Cornelia Schleime

*1953 in Berlin

Das Puttennest

Cornelia Schleime, Das Puttennest, 1984, film still, Archiv »ex.oriente.lux« Claus Löser

Cornelia Schleime joined a subversive art scene that opposed the doctrine of socialist realism in the GDR already during her studies at the Dresden Academy of Fine Arts (1975-1980). The extremely versatile artist worked as a painter, author, filmmaker, and musician, and founded the punk band Zwitschermaschine, among other things. After being banned from working in 1981, she repeatedly applied for permission to leave the country. In 1984, when the permission was surprisingly granted, Schleime was forced to leave the GDR within 24 hours. Almost her entire oeuvre of paintings was left behind. Only four Super 8 films, shot between 1982 and 1984, could be saved – cinematic documents that are even more important since they contain numerous motifs of the lost paintings of her early work. 

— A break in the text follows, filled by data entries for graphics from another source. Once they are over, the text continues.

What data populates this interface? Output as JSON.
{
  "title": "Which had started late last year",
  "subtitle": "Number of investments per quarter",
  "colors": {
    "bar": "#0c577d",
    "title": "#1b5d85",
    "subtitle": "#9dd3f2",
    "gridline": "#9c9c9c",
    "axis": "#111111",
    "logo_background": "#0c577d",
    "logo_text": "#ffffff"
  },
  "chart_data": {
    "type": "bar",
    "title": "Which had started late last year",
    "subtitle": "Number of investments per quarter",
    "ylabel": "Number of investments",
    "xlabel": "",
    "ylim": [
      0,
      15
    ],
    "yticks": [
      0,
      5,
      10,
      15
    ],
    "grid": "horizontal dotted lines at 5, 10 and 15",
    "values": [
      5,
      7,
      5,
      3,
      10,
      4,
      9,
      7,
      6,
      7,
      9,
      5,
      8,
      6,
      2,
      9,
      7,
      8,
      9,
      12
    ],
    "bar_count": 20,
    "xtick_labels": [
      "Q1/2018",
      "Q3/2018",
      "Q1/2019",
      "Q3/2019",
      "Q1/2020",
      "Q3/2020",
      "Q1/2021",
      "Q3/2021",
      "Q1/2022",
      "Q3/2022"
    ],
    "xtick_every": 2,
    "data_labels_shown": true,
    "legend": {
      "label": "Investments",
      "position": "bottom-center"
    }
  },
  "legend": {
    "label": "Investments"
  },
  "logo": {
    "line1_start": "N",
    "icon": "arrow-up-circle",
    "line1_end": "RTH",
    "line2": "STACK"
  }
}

In 1984, Schleime shot the film Das Puttennest in Sanssouci near Potsdam, at the Baltic Sea, and a flooded gravel-pit near Erfurt. Accompanied by the slowed-down Satie work, Gymnopédie No. 1, the partially mottled, slightly damaged Super 8 footage underlines the film’s melancholic mood. It shows a garden in the vicinity of Sanssouci Palace, filled with partially smashed putti and other stone statues. They have served their purpose as architectural ornaments. Two young men, all dressed in black and with their spiky hair and combat boots identifiable as punks, are walking along the beach by the Baltic Sea; or they are sitting by a flooded gravel-pit amid a ragged and exploited industrial landscape. The slow, long shots as well as the repetition of the scenes convey a sense of deceptive calm. The mood is both poetic and disturbing. A faceless, anonymous blonde woman is shown in short takes. The two male protagonists look lost, they do not talk to one another. Various drawings and paintings of women’s heads and bodies appear like dream sequences. The filmic narrative culminates abruptly in a murder, executed twice, once with a broken picture frame and once with a guitar case – a sudden outburst of violence that may also be read as a rebellion against the repressive measures of an ailing state.